Skip to content

MT Archive Ingestion Checklist

Matt Post edited this page Jun 22, 2020 · 4 revisions

So you want to help ingest the many conferences in the MT Archive. Wonderful!

Important resources

We have converted the MT Archive into TSV files, roughly organized by venue and year:

https://github.com/mardub1635/mt-archive

There is a master list in a Spreadsheet here:

https://docs.google.com/spreadsheets/d/1fpxmdV_BPwR6BQHyU9VJQxXeSOmy4__5nQCHBEviyAw/edit?usp=sharing

Basic task

Note that there are many special cases for volumes being ingested, partially due to the fact that MT Archive was created and managed by hand, and not from a database. These will require editorial judgments. However, some of them are simple and straightforward. For such files, the following ingestion process should work.

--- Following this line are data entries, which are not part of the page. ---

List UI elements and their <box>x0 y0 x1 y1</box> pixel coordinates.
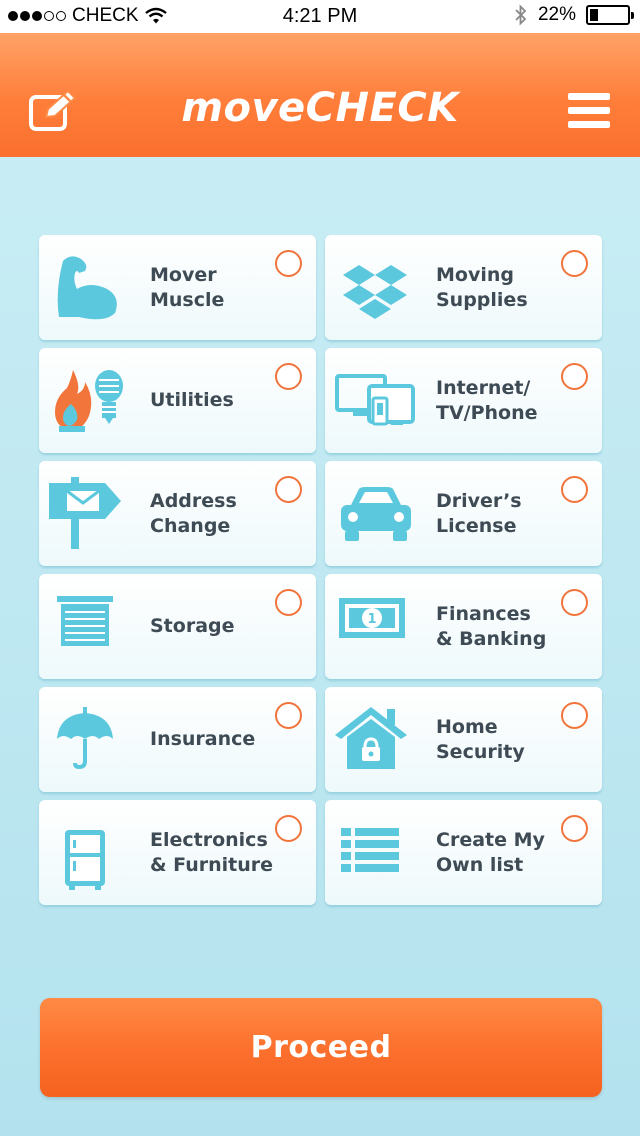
option-label: Finances & Banking <box>436 602 547 650</box>
menu-button[interactable] <box>568 93 614 131</box>
option-label: Internet/ TV/Phone <box>436 376 538 424</box>
option-card-drivers-license[interactable]: Driver’s License <box>325 461 602 566</box>
option-label: Utilities <box>150 389 234 411</box>
umbrella-icon <box>49 703 129 779</box>
option-card-utilities[interactable]: Utilities <box>39 348 316 453</box>
option-card-create-own-list[interactable]: Create My Own list <box>325 800 602 905</box>
option-label: Storage <box>150 615 235 637</box>
bluetooth-icon <box>515 4 527 26</box>
battery-percent: 22% <box>537 4 576 25</box>
devices-icon <box>335 364 415 440</box>
option-radio[interactable] <box>275 250 302 277</box>
option-radio[interactable] <box>561 476 588 503</box>
app-title: moveCHECK <box>181 85 459 131</box>
banknote-icon: 1 <box>335 590 415 666</box>
mailbox-sign-icon <box>49 477 129 553</box>
option-radio[interactable] <box>275 476 302 503</box>
option-radio[interactable] <box>561 702 588 729</box>
option-radio[interactable] <box>561 363 588 390</box>
option-radio[interactable] <box>275 589 302 616</box>
storage-door-icon <box>49 590 129 666</box>
option-card-home-security[interactable]: Home Security <box>325 687 602 792</box>
option-label: Address Change <box>150 489 237 537</box>
option-card-address-change[interactable]: Address Change <box>39 461 316 566</box>
option-card-finances-banking[interactable]: 1 Finances & Banking <box>325 574 602 679</box>
option-card-storage[interactable]: Storage <box>39 574 316 679</box>
option-card-moving-supplies[interactable]: Moving Supplies <box>325 235 602 340</box>
option-radio[interactable] <box>275 815 302 842</box>
option-label: Insurance <box>150 728 256 750</box>
option-card-electronics-furniture[interactable]: Electronics & Furniture <box>39 800 316 905</box>
list-icon <box>335 816 415 892</box>
car-icon <box>335 477 415 553</box>
option-label: Moving Supplies <box>436 263 528 311</box>
option-label: Driver’s License <box>436 489 522 537</box>
option-card-mover-muscle[interactable]: Mover Muscle <box>39 235 316 340</box>
option-card-insurance[interactable]: Insurance <box>39 687 316 792</box>
option-label: Create My Own list <box>436 828 545 876</box>
status-bar: CHECK 4:21 PM 22% <box>0 0 640 33</box>
proceed-button[interactable]: Proceed <box>40 998 602 1097</box>
option-label: Home Security <box>436 715 525 763</box>
option-radio[interactable] <box>275 702 302 729</box>
flame-bulb-icon <box>49 364 129 440</box>
svg-text:1: 1 <box>367 612 376 627</box>
option-label: Electronics & Furniture <box>150 828 274 876</box>
option-radio[interactable] <box>561 815 588 842</box>
option-label: Mover Muscle <box>150 263 225 311</box>
menu-icon <box>568 93 614 128</box>
fridge-icon <box>49 816 129 892</box>
house-lock-icon <box>335 703 415 779</box>
option-radio[interactable] <box>275 363 302 390</box>
option-radio[interactable] <box>561 250 588 277</box>
box-icon <box>335 251 415 327</box>
muscle-icon <box>49 251 129 327</box>
app-header: moveCHECK <box>0 33 640 157</box>
option-card-internet-tv-phone[interactable]: Internet/ TV/Phone <box>325 348 602 453</box>
battery-icon <box>586 5 634 25</box>
option-radio[interactable] <box>561 589 588 616</box>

  1. Pick one of the venues in the mt-archive repo, under data/. For example, let's do 1994.amta.

  2. Find the corresponding page in the MT archive. You can do this by (a) following the link in the Conference List spreadsheet or poking around the MT Archive site. For 1994.amta, that brings us here.

  3. Verify that there is a bijection between the titles on the webpage and in the TSV file.

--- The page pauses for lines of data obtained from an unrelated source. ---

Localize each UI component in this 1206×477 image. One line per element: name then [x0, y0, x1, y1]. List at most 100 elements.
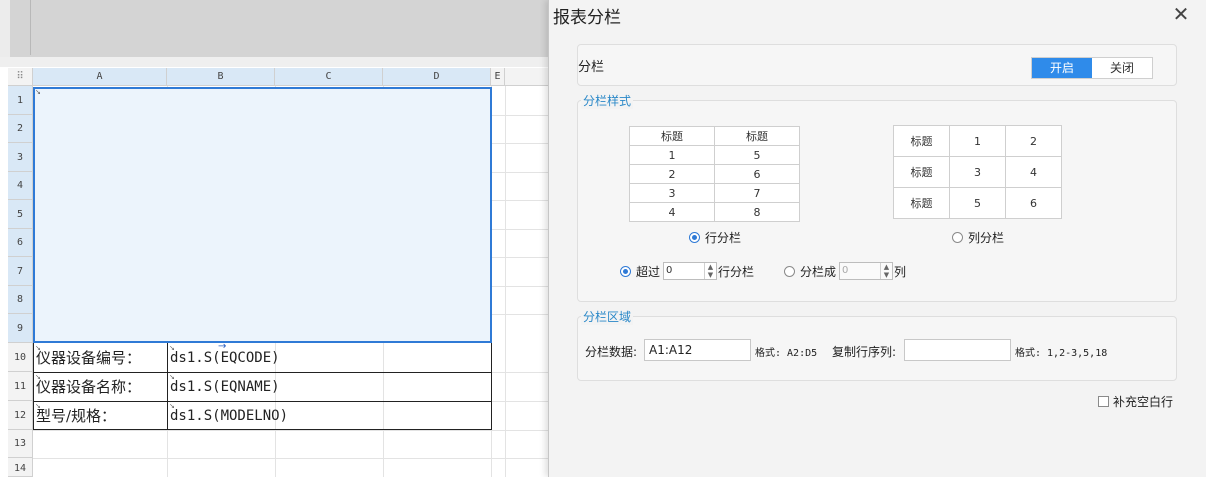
cell-a10[interactable]: 仪器设备编号：: [36, 344, 141, 372]
column-header-a[interactable]: A: [33, 68, 167, 86]
row-header-14[interactable]: 14: [8, 458, 33, 477]
selected-range[interactable]: [33, 87, 492, 343]
row-header-12[interactable]: 12: [8, 401, 33, 430]
preview-cell: 2: [1005, 125, 1062, 157]
preview-row: 4 8: [629, 202, 800, 222]
preview-cell: 6: [1005, 187, 1062, 219]
preview-row: 3 7: [629, 183, 800, 203]
stepper-arrows-icon[interactable]: ▲ ▼: [880, 263, 892, 279]
row-split-preview: 标题 标题 1 5 2 6 3 7 4 8: [629, 126, 800, 222]
radio-unchecked-icon: [784, 266, 795, 277]
cell-b11[interactable]: ds1.S(EQNAME): [170, 373, 280, 401]
preview-row: 1 5: [629, 145, 800, 165]
sheet-toolbar-area: [0, 0, 548, 67]
cell-a11[interactable]: 仪器设备名称：: [36, 373, 141, 401]
column-split-label: 列分栏: [968, 231, 1005, 245]
ruler-line: [30, 0, 40, 55]
row-header-6[interactable]: 6: [8, 229, 33, 257]
checkbox-unchecked-icon: [1098, 396, 1109, 407]
row-header-5[interactable]: 5: [8, 200, 33, 229]
preview-cell: 标题: [629, 126, 715, 146]
select-all-icon[interactable]: ⠿: [8, 68, 33, 86]
split-columns-radio[interactable]: 分栏成: [784, 263, 836, 280]
split-data-input[interactable]: A1:A12: [644, 339, 751, 361]
row-header-4[interactable]: 4: [8, 172, 33, 200]
format-hint-rows: 格式: 1,2-3,5,18: [1015, 348, 1108, 359]
row-header-11[interactable]: 11: [8, 372, 33, 401]
radio-checked-icon: [689, 232, 700, 243]
cell-b10[interactable]: ds1.S(EQCODE): [170, 344, 280, 372]
split-data-label: 分栏数据:: [585, 345, 638, 359]
row-header-13[interactable]: 13: [8, 430, 33, 458]
preview-row: 标题 3 4: [893, 156, 1062, 188]
preview-row: 2 6: [629, 164, 800, 184]
preview-cell: 标题: [714, 126, 800, 146]
row-header-7[interactable]: 7: [8, 257, 33, 286]
preview-cell: 标题: [893, 125, 950, 157]
preview-cell: 3: [949, 156, 1006, 188]
section-title-area: 分栏区域: [581, 308, 634, 325]
column-split-dialog: 报表分栏 ✕ 分栏 开启 关闭 分栏样式 标题 标题 1 5 2 6 3 7 4…: [548, 0, 1206, 477]
preview-cell: 5: [949, 187, 1006, 219]
row-header-10[interactable]: 10: [8, 343, 33, 372]
exceed-rows-radio[interactable]: 超过: [620, 263, 660, 280]
toggle-on-button[interactable]: 开启: [1032, 58, 1092, 78]
row-header-1[interactable]: 1: [8, 86, 33, 115]
preview-cell: 1: [629, 145, 715, 165]
radio-unchecked-icon: [952, 232, 963, 243]
toggle-off-button[interactable]: 关闭: [1092, 58, 1152, 78]
preview-cell: 2: [629, 164, 715, 184]
preview-cell: 6: [714, 164, 800, 184]
repeat-rows-input[interactable]: [904, 339, 1011, 361]
preview-cell: 标题: [893, 156, 950, 188]
fill-blank-label: 补充空白行: [1113, 395, 1174, 409]
row-header-8[interactable]: 8: [8, 286, 33, 314]
dialog-title: 报表分栏: [553, 8, 621, 28]
row-header-3[interactable]: 3: [8, 143, 33, 172]
column-header-c[interactable]: C: [275, 68, 383, 86]
column-split-radio[interactable]: 列分栏: [952, 229, 1004, 246]
section-title-style: 分栏样式: [581, 92, 634, 109]
exceed-rows-value: 0: [666, 265, 673, 276]
split-label: 分栏: [578, 60, 605, 75]
column-header-e[interactable]: E: [491, 68, 505, 86]
preview-row: 标题 5 6: [893, 187, 1062, 219]
row-split-radio[interactable]: 行分栏: [689, 229, 741, 246]
row-header-9[interactable]: 9: [8, 314, 33, 343]
exceed-label: 超过: [636, 265, 661, 279]
close-icon[interactable]: ✕: [1169, 3, 1193, 27]
format-hint-range: 格式: A2:D5: [755, 348, 818, 359]
split-columns-stepper[interactable]: 0 ▲ ▼: [839, 262, 893, 280]
repeat-rows-label: 复制行序列:: [832, 345, 897, 359]
stepper-arrows-icon[interactable]: ▲ ▼: [704, 263, 716, 279]
split-columns-value: 0: [842, 265, 849, 276]
exceed-suffix: 行分栏: [718, 265, 755, 279]
split-into-label: 分栏成: [800, 265, 837, 279]
column-header-blank: [505, 68, 548, 86]
cell-b12[interactable]: ds1.S(MODELNO): [170, 402, 288, 430]
column-split-preview: 标题 1 2 标题 3 4 标题 5 6: [893, 125, 1062, 219]
column-header-b[interactable]: B: [167, 68, 275, 86]
preview-cell: 5: [714, 145, 800, 165]
split-suffix: 列: [894, 265, 907, 279]
cell-marker-icon: ↘: [35, 88, 41, 96]
row-header-2[interactable]: 2: [8, 115, 33, 143]
preview-cell: 4: [1005, 156, 1062, 188]
split-toggle: 开启 关闭: [1031, 57, 1153, 79]
exceed-rows-stepper[interactable]: 0 ▲ ▼: [663, 262, 717, 280]
preview-cell: 4: [629, 202, 715, 222]
grid-line: [33, 430, 548, 431]
preview-row: 标题 标题: [629, 126, 800, 146]
radio-checked-icon: [620, 266, 631, 277]
grid-line: [505, 86, 506, 477]
spreadsheet: ⠿ A B C D E 1 2 3 4 5 6 7 8 9 10 11 12 1…: [0, 0, 548, 477]
fill-blank-rows-checkbox[interactable]: 补充空白行: [1098, 393, 1173, 410]
preview-cell: 8: [714, 202, 800, 222]
preview-cell: 标题: [893, 187, 950, 219]
cell-a12[interactable]: 型号/规格：: [36, 402, 116, 430]
preview-cell: 7: [714, 183, 800, 203]
preview-cell: 3: [629, 183, 715, 203]
row-split-label: 行分栏: [705, 231, 742, 245]
column-header-d[interactable]: D: [383, 68, 491, 86]
grid-line: [33, 458, 548, 459]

  4. Check name spellings and so on. Names with two parts (e.g., "Matt Post") can stay as they are. Names with more parts should be manually split into last and first names (e.g., "Van Durme, Benjamin"). There are many typos, so please take some time to find them. Any corrections, please issue as a PR against that repo.

  5. Run the ingestion script (you need a copy of the acl-anthology repo).

    acl-anthology/bin/ingest_tsv.py mt-archive/data/amta/1994.amta.tsv mt-archive/data/amta/1996.amta.tsv mt-archive/conference-list.tsv
    

    (The conference-list.tsv file is just the Google spreadsheet above, exported to TSV).

This will do two things: (a) create a file acl-anthology/data/xml/1994.amta.xml and (b) download and copy the PDFs to ~/anthology-files/pdf/amta/*.

  1. Add the XML file to the Anthology repo, and create a PR against our master branch. Tarball up the PDF files, and add them to the PR.